El mayor riesgo del debate actual reside en confundir modernización con desregulación. Una reforma laboral que se limita a complacer a sectores específicos a través de la reducción de costos indemnizatorios o el debilitamiento de la negociación colectiva, sin ofrecer un marco robusto para la inclusión tecnológica y la protección social universal, resultará ser un error de cálculo económico.
La inestabilidad laboral, la informalidad extendida y la falta de seguridad social minan la capacidad de consumo interno y reducen la productividad a largo plazo. Un país no se vuelve competitivo basándose solo en salarios bajos o en la desprotección de sus trabajadores, sino en la estabilidad, la capacitación y la paz social que permite la inversión productiva.
La clave del futuro radica en el equilibrio: adaptar las normas a la tecnología sin abdicar de los principios fundacionales del derecho laboral. El consenso internacional apunta a la necesidad de construir un “piso de derechos digitales mínimos” que incluya la transparencia algorítmica, el derecho efectivo a la desconexión y una seguridad social universal y adaptable a la multiejecución de tareas.

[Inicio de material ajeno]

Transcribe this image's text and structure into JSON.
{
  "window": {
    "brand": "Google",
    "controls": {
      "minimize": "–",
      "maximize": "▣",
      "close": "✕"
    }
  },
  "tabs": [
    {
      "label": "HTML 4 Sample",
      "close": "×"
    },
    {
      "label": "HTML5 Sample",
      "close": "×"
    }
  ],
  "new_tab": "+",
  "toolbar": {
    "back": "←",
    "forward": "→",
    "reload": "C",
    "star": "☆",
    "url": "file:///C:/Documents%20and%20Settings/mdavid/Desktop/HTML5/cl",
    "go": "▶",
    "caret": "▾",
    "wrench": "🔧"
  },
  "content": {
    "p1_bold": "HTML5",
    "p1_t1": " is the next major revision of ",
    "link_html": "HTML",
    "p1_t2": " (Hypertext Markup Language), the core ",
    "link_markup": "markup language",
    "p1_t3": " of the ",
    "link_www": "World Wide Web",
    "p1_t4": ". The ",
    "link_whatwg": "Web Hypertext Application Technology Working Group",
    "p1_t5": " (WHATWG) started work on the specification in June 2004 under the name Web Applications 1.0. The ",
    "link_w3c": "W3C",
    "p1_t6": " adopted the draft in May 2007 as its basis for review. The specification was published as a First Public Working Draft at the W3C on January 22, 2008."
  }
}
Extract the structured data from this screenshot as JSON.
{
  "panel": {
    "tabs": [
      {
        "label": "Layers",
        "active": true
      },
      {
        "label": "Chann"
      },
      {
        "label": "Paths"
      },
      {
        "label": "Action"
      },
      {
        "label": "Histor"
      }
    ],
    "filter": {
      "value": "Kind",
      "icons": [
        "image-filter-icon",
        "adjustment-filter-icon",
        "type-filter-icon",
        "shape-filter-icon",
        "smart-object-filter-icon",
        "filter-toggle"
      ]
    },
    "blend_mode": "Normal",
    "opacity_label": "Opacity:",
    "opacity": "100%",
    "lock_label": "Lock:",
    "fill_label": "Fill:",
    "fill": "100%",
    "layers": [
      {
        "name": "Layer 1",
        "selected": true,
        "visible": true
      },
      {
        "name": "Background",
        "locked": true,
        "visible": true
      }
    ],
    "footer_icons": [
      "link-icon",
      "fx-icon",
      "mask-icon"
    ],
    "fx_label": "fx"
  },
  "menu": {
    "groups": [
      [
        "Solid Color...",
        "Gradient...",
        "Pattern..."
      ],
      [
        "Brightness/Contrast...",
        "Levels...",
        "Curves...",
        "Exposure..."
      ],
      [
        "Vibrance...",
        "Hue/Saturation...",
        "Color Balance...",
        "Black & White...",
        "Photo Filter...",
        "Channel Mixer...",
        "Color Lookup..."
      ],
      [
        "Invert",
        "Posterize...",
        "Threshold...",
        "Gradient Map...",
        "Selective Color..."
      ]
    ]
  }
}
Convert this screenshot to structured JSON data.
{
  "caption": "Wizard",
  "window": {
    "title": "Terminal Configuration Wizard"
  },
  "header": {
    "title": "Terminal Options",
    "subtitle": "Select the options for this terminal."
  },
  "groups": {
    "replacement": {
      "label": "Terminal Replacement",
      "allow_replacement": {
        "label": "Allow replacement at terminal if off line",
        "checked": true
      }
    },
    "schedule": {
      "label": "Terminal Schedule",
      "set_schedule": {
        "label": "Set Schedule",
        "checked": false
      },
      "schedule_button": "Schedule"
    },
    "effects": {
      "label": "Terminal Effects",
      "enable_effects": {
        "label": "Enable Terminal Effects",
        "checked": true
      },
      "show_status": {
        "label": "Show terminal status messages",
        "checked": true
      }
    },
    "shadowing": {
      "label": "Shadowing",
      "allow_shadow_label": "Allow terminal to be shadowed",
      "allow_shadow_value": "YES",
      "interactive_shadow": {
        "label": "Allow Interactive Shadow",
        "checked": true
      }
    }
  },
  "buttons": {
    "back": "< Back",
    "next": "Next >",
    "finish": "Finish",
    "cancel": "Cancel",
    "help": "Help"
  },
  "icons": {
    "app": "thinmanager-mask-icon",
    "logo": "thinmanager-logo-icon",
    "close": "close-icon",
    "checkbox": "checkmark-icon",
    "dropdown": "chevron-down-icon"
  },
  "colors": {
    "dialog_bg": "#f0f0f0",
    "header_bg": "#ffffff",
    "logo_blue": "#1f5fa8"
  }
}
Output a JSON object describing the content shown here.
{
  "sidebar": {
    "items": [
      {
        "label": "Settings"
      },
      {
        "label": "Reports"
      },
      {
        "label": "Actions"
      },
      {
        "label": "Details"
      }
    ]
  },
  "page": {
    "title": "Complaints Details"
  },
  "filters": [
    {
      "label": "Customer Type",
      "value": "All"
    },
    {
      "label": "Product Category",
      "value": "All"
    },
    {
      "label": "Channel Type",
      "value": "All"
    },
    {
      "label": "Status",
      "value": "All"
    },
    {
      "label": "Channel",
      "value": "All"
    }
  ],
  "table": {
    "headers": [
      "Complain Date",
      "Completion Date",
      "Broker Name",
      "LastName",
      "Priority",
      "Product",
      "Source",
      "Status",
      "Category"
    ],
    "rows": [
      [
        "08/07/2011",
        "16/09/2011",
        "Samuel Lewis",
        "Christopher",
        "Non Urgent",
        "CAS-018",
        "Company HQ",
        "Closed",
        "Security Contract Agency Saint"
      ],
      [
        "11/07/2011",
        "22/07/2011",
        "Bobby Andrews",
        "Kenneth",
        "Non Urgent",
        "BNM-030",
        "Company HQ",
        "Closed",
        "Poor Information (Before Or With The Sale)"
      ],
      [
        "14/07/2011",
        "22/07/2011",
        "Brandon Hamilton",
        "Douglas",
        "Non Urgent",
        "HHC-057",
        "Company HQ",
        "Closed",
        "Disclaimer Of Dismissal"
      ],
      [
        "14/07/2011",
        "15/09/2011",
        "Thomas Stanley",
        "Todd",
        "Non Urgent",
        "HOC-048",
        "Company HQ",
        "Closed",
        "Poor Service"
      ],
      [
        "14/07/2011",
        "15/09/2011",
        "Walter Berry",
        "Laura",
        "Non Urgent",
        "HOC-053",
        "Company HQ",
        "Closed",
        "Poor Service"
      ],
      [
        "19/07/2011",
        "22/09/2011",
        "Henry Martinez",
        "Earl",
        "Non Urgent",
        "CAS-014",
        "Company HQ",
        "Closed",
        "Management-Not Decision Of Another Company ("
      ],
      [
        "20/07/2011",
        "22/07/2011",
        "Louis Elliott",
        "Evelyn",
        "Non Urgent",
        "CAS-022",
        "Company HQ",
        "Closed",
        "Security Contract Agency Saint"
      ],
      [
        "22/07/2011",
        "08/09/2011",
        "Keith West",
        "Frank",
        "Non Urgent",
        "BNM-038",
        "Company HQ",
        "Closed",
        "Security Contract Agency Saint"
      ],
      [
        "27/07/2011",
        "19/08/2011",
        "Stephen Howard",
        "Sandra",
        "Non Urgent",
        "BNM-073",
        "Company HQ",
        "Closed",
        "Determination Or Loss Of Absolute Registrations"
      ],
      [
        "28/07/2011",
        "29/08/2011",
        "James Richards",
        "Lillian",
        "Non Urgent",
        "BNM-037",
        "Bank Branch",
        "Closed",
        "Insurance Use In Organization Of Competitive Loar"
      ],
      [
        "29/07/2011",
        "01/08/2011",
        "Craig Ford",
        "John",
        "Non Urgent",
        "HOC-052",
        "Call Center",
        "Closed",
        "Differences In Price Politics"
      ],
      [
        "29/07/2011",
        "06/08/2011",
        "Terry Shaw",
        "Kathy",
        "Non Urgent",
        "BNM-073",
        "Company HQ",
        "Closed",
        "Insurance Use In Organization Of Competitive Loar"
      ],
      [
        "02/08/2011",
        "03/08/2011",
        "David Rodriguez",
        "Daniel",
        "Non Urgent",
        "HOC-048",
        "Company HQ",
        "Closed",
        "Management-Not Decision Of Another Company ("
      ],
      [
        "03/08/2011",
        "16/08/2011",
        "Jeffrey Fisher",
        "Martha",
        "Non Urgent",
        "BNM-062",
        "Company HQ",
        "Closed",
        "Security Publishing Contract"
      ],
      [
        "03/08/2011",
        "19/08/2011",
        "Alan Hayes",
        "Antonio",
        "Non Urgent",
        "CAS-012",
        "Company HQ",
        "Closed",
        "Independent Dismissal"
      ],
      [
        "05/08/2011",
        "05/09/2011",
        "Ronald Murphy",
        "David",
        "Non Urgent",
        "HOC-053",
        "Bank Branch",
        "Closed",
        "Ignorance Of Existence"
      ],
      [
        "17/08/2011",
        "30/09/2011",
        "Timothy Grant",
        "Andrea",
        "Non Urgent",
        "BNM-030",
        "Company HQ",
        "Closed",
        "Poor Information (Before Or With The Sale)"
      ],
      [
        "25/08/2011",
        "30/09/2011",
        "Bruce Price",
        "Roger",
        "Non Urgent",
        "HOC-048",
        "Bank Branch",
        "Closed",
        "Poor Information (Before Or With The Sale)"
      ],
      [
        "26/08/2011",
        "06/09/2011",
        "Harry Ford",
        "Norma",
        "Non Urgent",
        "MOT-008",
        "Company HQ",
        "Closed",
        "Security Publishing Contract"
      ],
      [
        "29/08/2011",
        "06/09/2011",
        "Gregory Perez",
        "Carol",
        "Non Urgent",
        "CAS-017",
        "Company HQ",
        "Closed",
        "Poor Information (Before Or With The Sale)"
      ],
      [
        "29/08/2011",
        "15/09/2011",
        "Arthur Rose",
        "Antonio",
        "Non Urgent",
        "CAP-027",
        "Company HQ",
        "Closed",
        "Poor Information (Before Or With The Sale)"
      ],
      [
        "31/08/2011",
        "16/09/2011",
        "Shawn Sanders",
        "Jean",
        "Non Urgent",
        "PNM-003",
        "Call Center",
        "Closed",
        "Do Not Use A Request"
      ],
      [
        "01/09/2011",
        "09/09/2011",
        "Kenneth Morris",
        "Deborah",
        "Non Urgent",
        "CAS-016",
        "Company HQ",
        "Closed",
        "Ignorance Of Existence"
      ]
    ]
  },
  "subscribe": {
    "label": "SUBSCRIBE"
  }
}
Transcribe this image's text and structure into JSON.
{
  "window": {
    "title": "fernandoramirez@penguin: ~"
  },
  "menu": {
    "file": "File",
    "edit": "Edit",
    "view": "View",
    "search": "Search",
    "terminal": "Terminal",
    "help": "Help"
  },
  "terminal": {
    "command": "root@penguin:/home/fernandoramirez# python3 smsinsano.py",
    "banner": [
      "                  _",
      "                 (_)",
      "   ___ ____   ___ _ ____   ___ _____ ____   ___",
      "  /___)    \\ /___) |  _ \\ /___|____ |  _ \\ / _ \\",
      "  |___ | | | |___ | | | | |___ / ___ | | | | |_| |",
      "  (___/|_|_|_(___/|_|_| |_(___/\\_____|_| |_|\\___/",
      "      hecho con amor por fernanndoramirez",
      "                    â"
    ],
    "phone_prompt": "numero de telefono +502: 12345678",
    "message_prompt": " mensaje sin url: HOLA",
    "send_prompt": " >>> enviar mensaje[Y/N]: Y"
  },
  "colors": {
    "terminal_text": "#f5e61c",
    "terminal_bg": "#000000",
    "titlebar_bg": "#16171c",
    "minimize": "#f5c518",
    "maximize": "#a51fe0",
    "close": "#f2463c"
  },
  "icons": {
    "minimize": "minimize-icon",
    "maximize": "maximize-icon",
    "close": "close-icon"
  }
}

La reforma laboral debe ser eficiente: debe generar empleo genuino, incentivar la inversión productiva y formalizar a millones de personas.
Si la ley solo se enfoca en reducir los costos para unos pocos, sacrificando la dignidad y la protección del trabajador, no será una herramienta de modernización, sino una factura de precarización que la economía en general pagará con inestabilidad y desigualdad.
Actualizar las leyes es un imperativo económico, pero hacerlo con justicia es un imperativo ético.